Je lance un appel aux pays du G20, qui recevront plus de 2/3 des nouvelles allocations de DTS, afin qu’ils réallouent leurs quotas en appui aux efforts de relance des pays africains, sous forme de dons, de prêts concessionnels et semi-concessionnels à longue maturité.
Par souci d’efficacité et de diligence, nous souhaitons que les réallocations se fassent via des institutions internationales et africaines appropriées.
Mais au-delà des solutions conjoncturelles, l’Afrique a surtout besoin d’une réforme de la gouvernance économique et financière mondiale, avec des mécanismes innovants, nous permettant d’accéder aux marchés de capitaux à des coûts soutenables et selon des maturités adaptées aux actifs à financer. C’est une nécessité vitale pour nos économies. Autrement, tous les efforts d’émergence resteront vains.
Nous sommes à l’étape du processus de développement où, à l’image d’un avion prêt à décoller, qui met plein gaz, nous devons mobiliser toutes les ressources disponibles pour amorcer l’émergence.
Partout en Afrique, les besoins sont nombreux et urgents, et l’Etat doit encore beaucoup faire, surtout en matière d’infrastructures de base, exploitables sur le long terme, et qui demandent des financements lourds.
S’y ajoutent les dépenses incompressibles en matière de sécurité et d’adaptation au changement climatique ; parce qu’il faut faire face au péril pressant du terrorisme, mais également prendre en charge la transition énergétique pour ne pas emprunter les mêmes schémas pollueurs que les pays industrialisés, conformément à l’Accord de Paris sur le climat.
Mais, et je le dis très honnêtement, trois obstacles majeurs plombent tous nos efforts :
Un, le plafonnement de l’endettement (à 70% du PIB pour les pays membres de l’UEMOA) ;
Deux, le seuil de 3% du déficit budgétaire à ne pas dépasser ;
Trois, le coût élevé des primes d’assurance, à cause d’une perception exagérée du risque d’investir en Afrique, alors même que pour nombre de pays africains, ce risque n’est guère plus élevé qu’ailleurs.
Sur ces trois points, je continue de plaider pour une réforme urgente des règles, notamment celles de l’OCDE sur les conditions d’octroi des crédits export.
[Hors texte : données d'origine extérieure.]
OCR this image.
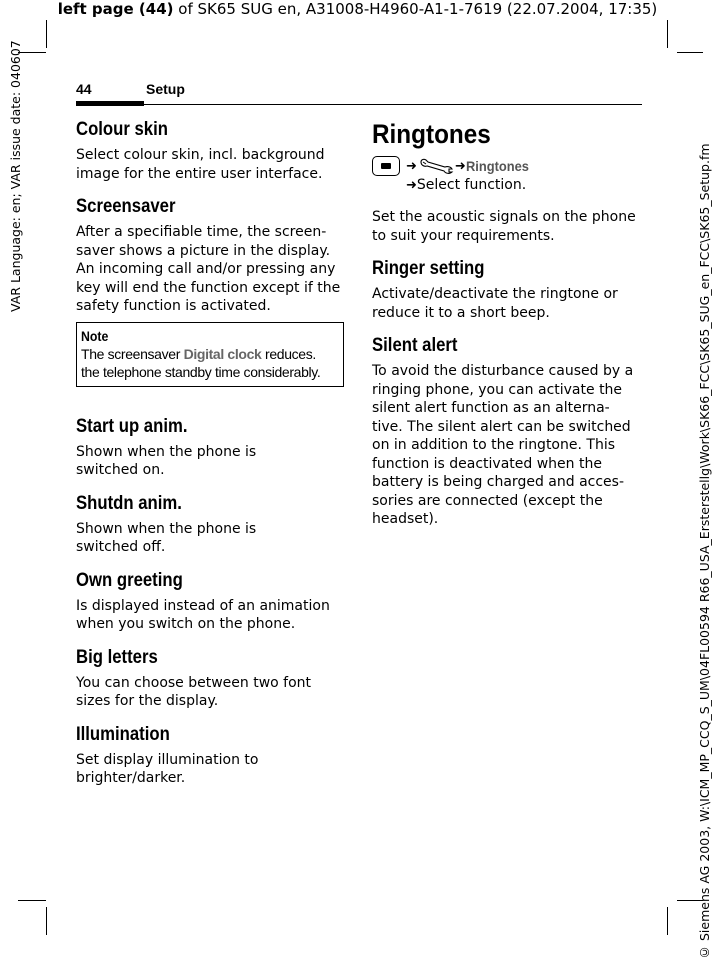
left page (44) of SK65 SUG en, A31008-H4960-A1-1-7619 (22.07.2004, 17:35)
VAR Language: en; VAR issue date: 040607	© Siemens AG 2003, W:\ICM_MP_CCQ_S_UM\04FL00594 R66_USA_Ersterstellg\Work\SK66_FCC\SK65_SUG_en_FCC\SK65_Setup.fm
44	Setup
Colour skin

Select colour skin, incl. background image for the entire user interface.

Screensaver

After a specifiable time, the screen-saver shows a picture in the display. An incoming call and/or pressing any key will end the function except if the safety function is activated.

Note
The screensaver Digital clock reduces.
the telephone standby time considerably.
Start up anim.

Shown when the phone is switched on.

Shutdn anim.

Shown when the phone is switched off.

Own greeting

Is displayed instead of an animation when you switch on the phone.

Big letters

You can choose between two font sizes for the display.

Illumination

Set display illumination to brighter/darker.

Ringtones
➜	➜ Ringtones
➜ Select function.

Set the acoustic signals on the phone to suit your requirements.

Ringer setting

Activate/deactivate the ringtone or reduce it to a short beep.

Silent alert

To avoid the disturbance caused by a ringing phone, you can activate the silent alert function as an alterna-tive. The silent alert can be switched on in addition to the ringtone. This function is deactivated when the battery is being charged and acces-sories are connected (except the headset).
On ne peut pas appliquer les mêmes standards à des pays à forces et besoins inégaux.
Nous voulons un assouplissement des règles de plafonnement de l’endettement et du déficit budgétaire, et une correction de la perception du risque d’investissement en Afrique, pour une notation plus juste, et donc des coûts de primes d’assurance moins élevés.
C’est ce paquet de réformes qui facilitera l’accès de nos pays aux ressources nécessaires au financement de leurs efforts de relance et d’émergence.
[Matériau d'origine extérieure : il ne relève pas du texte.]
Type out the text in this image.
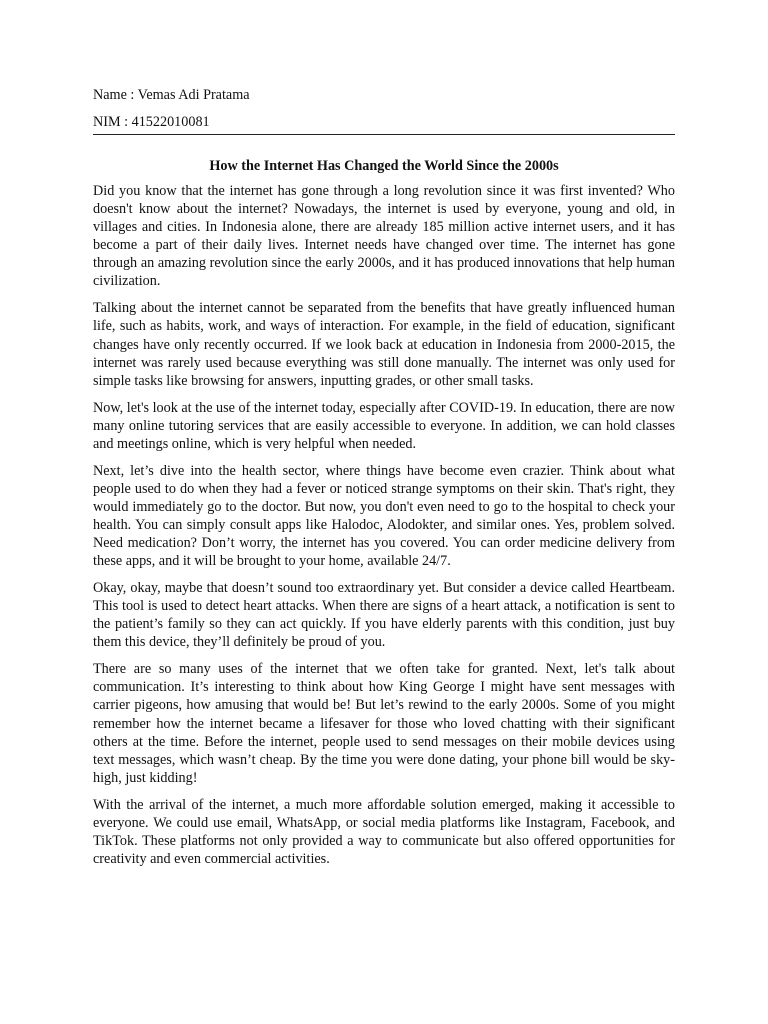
Name : Vemas Adi Pratama

NIM : 41522010081

How the Internet Has Changed the World Since the 2000s

Did you know that the internet has gone through a long revolution since it was first invented? Who doesn't know about the internet? Nowadays, the internet is used by everyone, young and old, in villages and cities. In Indonesia alone, there are already 185 million active internet users, and it has become a part of their daily lives. Internet needs have changed over time. The internet has gone through an amazing revolution since the early 2000s, and it has produced innovations that help human civilization.

Talking about the internet cannot be separated from the benefits that have greatly influenced human life, such as habits, work, and ways of interaction. For example, in the field of education, significant changes have only recently occurred. If we look back at education in Indonesia from 2000-2015, the internet was rarely used because everything was still done manually. The internet was only used for simple tasks like browsing for answers, inputting grades, or other small tasks.

Now, let's look at the use of the internet today, especially after COVID-19. In education, there are now many online tutoring services that are easily accessible to everyone. In addition, we can hold classes and meetings online, which is very helpful when needed.

Next, let’s dive into the health sector, where things have become even crazier. Think about what people used to do when they had a fever or noticed strange symptoms on their skin. That's right, they would immediately go to the doctor. But now, you don't even need to go to the hospital to check your health. You can simply consult apps like Halodoc, Alodokter, and similar ones. Yes, problem solved. Need medication? Don’t worry, the internet has you covered. You can order medicine delivery from these apps, and it will be brought to your home, available 24/7.

Okay, okay, maybe that doesn’t sound too extraordinary yet. But consider a device called Heartbeam. This tool is used to detect heart attacks. When there are signs of a heart attack, a notification is sent to the patient’s family so they can act quickly. If you have elderly parents with this condition, just buy them this device, they’ll definitely be proud of you.

There are so many uses of the internet that we often take for granted. Next, let's talk about communication. It’s interesting to think about how King George I might have sent messages with carrier pigeons, how amusing that would be! But let’s rewind to the early 2000s. Some of you might remember how the internet became a lifesaver for those who loved chatting with their significant others at the time. Before the internet, people used to send messages on their mobile devices using text messages, which wasn’t cheap. By the time you were done dating, your phone bill would be sky-high, just kidding!

With the arrival of the internet, a much more affordable solution emerged, making it accessible to everyone. We could use email, WhatsApp, or social media platforms like Instagram, Facebook, and TikTok. These platforms not only provided a way to communicate but also offered opportunities for creativity and even commercial activities.
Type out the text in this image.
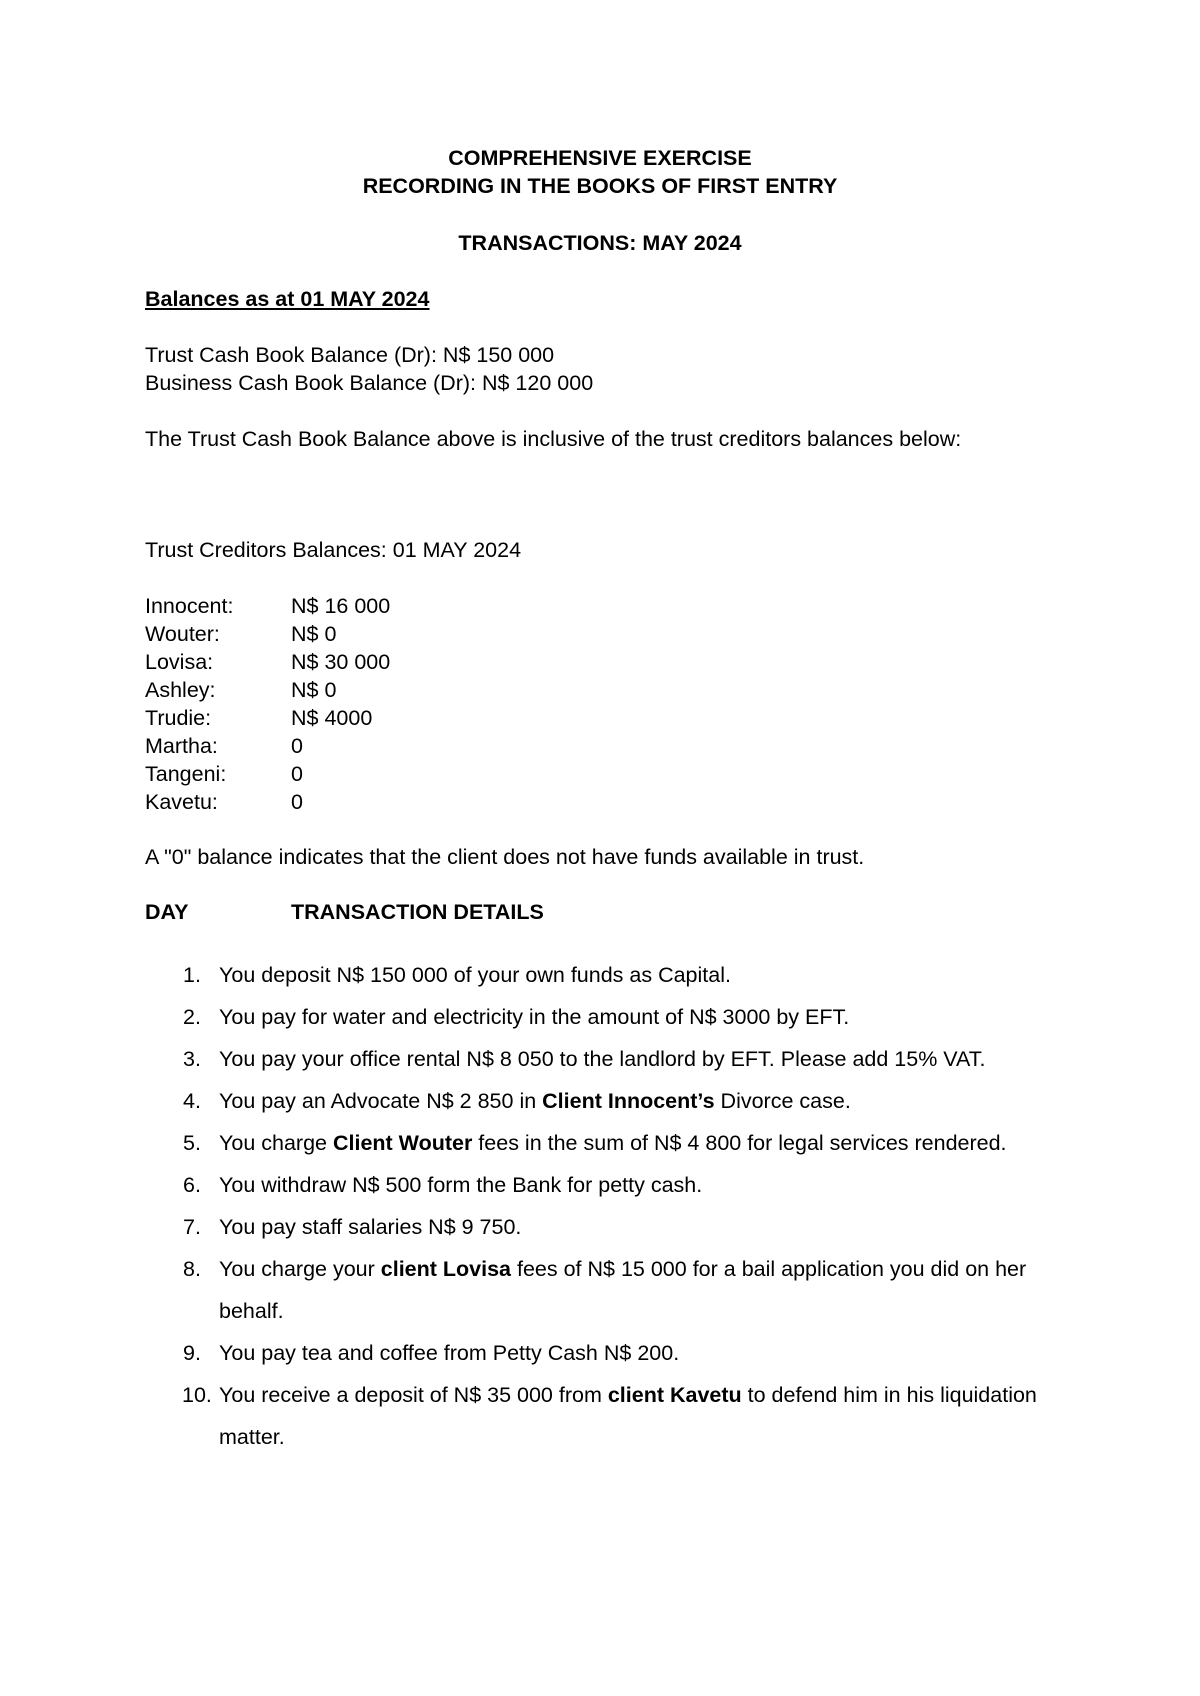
COMPREHENSIVE EXERCISE

RECORDING IN THE BOOKS OF FIRST ENTRY

TRANSACTIONS: MAY 2024

Balances as at 01 MAY 2024

Trust Cash Book Balance (Dr): N$ 150 000

Business Cash Book Balance (Dr): N$ 120 000

The Trust Cash Book Balance above is inclusive of the trust creditors balances below:

Trust Creditors Balances: 01 MAY 2024

Innocent:	N$ 16 000
Wouter:	N$ 0
Lovisa:	N$ 30 000
Ashley:	N$ 0
Trudie:	N$ 4000
Martha:	0
Tangeni:	0
Kavetu:	0

A "0" balance indicates that the client does not have funds available in trust.

DAY	TRANSACTION DETAILS

1. You deposit N$ 150 000 of your own funds as Capital.
2. You pay for water and electricity in the amount of N$ 3000 by EFT.
3. You pay your office rental N$ 8 050 to the landlord by EFT. Please add 15% VAT.
4. You pay an Advocate N$ 2 850 in Client Innocent’s Divorce case.
5. You charge Client Wouter fees in the sum of N$ 4 800 for legal services rendered.
6. You withdraw N$ 500 form the Bank for petty cash.
7. You pay staff salaries N$ 9 750.
8. You charge your client Lovisa fees of N$ 15 000 for a bail application you did on her behalf.
9. You pay tea and coffee from Petty Cash N$ 200.
10. You receive a deposit of N$ 35 000 from client Kavetu to defend him in his liquidation matter.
Cela dit, nous convenons aussi qu’il faut poursuivre les réformes à l’échelle nationale pour faciliter l’investissement, simplifier et élargir la base d’imposition fiscale afin d’accroitre la mobilisation des ressources internes, et soutenir la transparence budgétaire.
C’est le sens de nos efforts dans le cadre du Doing buisness et du Compact with Africa. Je dois remercier la Chancelière Merkel pour tous les efforts qu’elle consacre à cette initiative et son soutien au partenariat sénégalo-allemand dans ce domaine.
Pour conclure, je dirai que ce sommet sera une réussite s’il parvient à établir et porter une dynamique novatrice à trois niveaux : un, la réforme ; deux, un nouvel état d’esprit de partenariat ; et trois, de nouveaux paradigmes pour un New Deal, à défaut d’un Plan Marshal pour l’Afrique. Je vous remercie.